The CNC shield we were using could only hold four stepper drivers when we needed five. Additionally, only one driver spot was functioning on the CNC shield, which meant we could only run one motor. This motivated us to transition to the Arduino Mega Ramps 1.4 shield. The Ramps 1.4 shield has a total of five spots to run the stepper motors since it is designed for 3D printers, three for a 3-axis gantry and two for the extruders. We used all five spots for the stepper motors.
TESTING ADDITIONAL ELECTRONICS
We also started testing the Time-of-Flight sensor, which was meant to measure the height of the liquid to prevent the cup from overflowing. We found that the sensor performed quite well with liquids regardless of color when we tested it with a coffee base then added milk to change the color. However, the values would fluctuate within a range of ~5mm.
We learned that the stepper drivers had adjustable potentiometers that helped prevent them from burning out by limiting the amount of current that ran through them, so we adjusted them accordingly such that each stepper motor would only run at 1A. We encountered an issue with the Ramps 1.4 shield, where the steppers wouldn’t move when we ran code for them. They would stay stuck in place and wouldn’t rotate freely, but once we added jumper connectors to the shield, the stepper motors were able to function since power was running properly through them.

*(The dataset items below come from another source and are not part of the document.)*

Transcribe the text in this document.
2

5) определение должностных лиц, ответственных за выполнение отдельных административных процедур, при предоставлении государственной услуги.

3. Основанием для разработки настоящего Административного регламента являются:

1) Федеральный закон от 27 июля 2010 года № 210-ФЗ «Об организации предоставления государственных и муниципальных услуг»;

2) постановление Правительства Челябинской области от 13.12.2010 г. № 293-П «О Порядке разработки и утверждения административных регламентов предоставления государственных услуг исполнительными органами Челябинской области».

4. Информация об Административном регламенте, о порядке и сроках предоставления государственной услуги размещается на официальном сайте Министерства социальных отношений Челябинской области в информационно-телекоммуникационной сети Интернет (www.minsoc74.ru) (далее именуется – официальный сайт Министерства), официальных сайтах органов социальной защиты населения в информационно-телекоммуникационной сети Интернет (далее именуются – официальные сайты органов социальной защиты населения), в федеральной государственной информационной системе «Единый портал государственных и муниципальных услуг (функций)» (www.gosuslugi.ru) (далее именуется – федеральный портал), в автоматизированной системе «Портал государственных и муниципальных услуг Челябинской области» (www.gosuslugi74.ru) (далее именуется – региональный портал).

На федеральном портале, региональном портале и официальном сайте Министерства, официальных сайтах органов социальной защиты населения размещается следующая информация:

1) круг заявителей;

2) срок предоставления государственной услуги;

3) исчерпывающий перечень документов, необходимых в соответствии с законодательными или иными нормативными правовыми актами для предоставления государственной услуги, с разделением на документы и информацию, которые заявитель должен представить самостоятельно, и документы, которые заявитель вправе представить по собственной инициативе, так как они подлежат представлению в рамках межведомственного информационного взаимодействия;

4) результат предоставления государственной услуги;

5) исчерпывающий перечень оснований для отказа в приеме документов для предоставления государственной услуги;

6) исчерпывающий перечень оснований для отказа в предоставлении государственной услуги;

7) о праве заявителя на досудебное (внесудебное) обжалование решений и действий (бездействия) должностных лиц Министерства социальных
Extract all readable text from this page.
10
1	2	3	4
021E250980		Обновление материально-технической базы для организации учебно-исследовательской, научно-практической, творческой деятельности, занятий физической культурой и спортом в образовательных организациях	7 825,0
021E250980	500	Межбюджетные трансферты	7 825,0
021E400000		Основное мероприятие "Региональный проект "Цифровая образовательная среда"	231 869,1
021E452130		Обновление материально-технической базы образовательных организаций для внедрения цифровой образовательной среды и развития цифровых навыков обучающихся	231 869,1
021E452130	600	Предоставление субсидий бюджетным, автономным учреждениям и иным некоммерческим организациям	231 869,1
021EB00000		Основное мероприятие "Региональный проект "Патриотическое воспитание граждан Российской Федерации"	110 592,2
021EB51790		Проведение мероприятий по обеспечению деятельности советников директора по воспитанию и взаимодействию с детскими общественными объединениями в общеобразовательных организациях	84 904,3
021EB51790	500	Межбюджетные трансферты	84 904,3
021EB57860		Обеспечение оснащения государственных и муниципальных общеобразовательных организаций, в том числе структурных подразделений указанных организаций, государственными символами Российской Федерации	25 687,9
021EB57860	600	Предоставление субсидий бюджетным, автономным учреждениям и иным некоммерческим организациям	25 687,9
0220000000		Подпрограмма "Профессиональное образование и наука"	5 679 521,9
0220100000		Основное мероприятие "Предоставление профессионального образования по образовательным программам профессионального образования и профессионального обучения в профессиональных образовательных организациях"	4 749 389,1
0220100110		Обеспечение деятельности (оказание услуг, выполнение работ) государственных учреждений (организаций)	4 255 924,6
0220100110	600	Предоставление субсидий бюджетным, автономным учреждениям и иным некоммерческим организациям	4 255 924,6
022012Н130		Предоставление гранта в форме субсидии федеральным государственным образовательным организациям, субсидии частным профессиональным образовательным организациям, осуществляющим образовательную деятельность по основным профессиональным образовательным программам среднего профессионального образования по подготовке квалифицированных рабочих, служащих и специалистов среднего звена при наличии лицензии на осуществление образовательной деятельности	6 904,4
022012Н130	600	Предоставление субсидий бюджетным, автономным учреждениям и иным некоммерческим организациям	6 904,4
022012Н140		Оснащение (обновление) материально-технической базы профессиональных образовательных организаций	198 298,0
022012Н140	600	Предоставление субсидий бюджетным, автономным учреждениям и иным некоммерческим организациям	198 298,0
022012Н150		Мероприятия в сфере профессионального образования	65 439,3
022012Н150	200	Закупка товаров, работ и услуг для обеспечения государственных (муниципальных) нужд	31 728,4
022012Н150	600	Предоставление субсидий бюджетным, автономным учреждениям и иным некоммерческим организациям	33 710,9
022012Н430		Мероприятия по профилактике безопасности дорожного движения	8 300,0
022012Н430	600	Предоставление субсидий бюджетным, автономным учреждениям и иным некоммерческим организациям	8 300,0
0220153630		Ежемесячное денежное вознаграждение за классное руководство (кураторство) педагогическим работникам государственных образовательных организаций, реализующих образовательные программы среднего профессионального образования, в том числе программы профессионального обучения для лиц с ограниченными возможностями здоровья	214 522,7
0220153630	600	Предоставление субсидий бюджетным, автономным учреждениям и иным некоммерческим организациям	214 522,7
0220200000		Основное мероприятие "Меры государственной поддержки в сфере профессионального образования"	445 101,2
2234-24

Next, we tested the solenoid valve. The valve is bidirectional, meaning that though it has a positive and negative side for the wiring, it ultimately doesn't matter which one connects to what. A diode and mosfet were added to facilitate controlling it.
FINAL ASSEMBLY
We then set up everything on the motor shield in an organized way. The X-axis motor was connected to the X pins, one of the Y-axis motors was connected to the Y pins, the second Y-axis motor was connected to the E0 pins, and the Z-axis motor was connected to the Z pins. We then connected the X-axis limit switch on X-min pin, the Y-axis limit switch on Y-max pin, and the Z-axis limit switch on Z-min pin. The solenoid valve was then connected to the corresponding GPIO pin on the shield.
Our Time-of-Flight sensor went missing over the break, and though we were able to find a replacement, it was not accurate enough to perform sufficiently enough for our code and ultimately, we decided to scrap it since the fluctuation of 5mm didn’t provide much precision, nor did it add much value to the project at its current state.
We then organized the wires by placing cable sleeves over the stepper motor wires, then placing the Arduino Mega with the Ramps 1.4 shield in a box.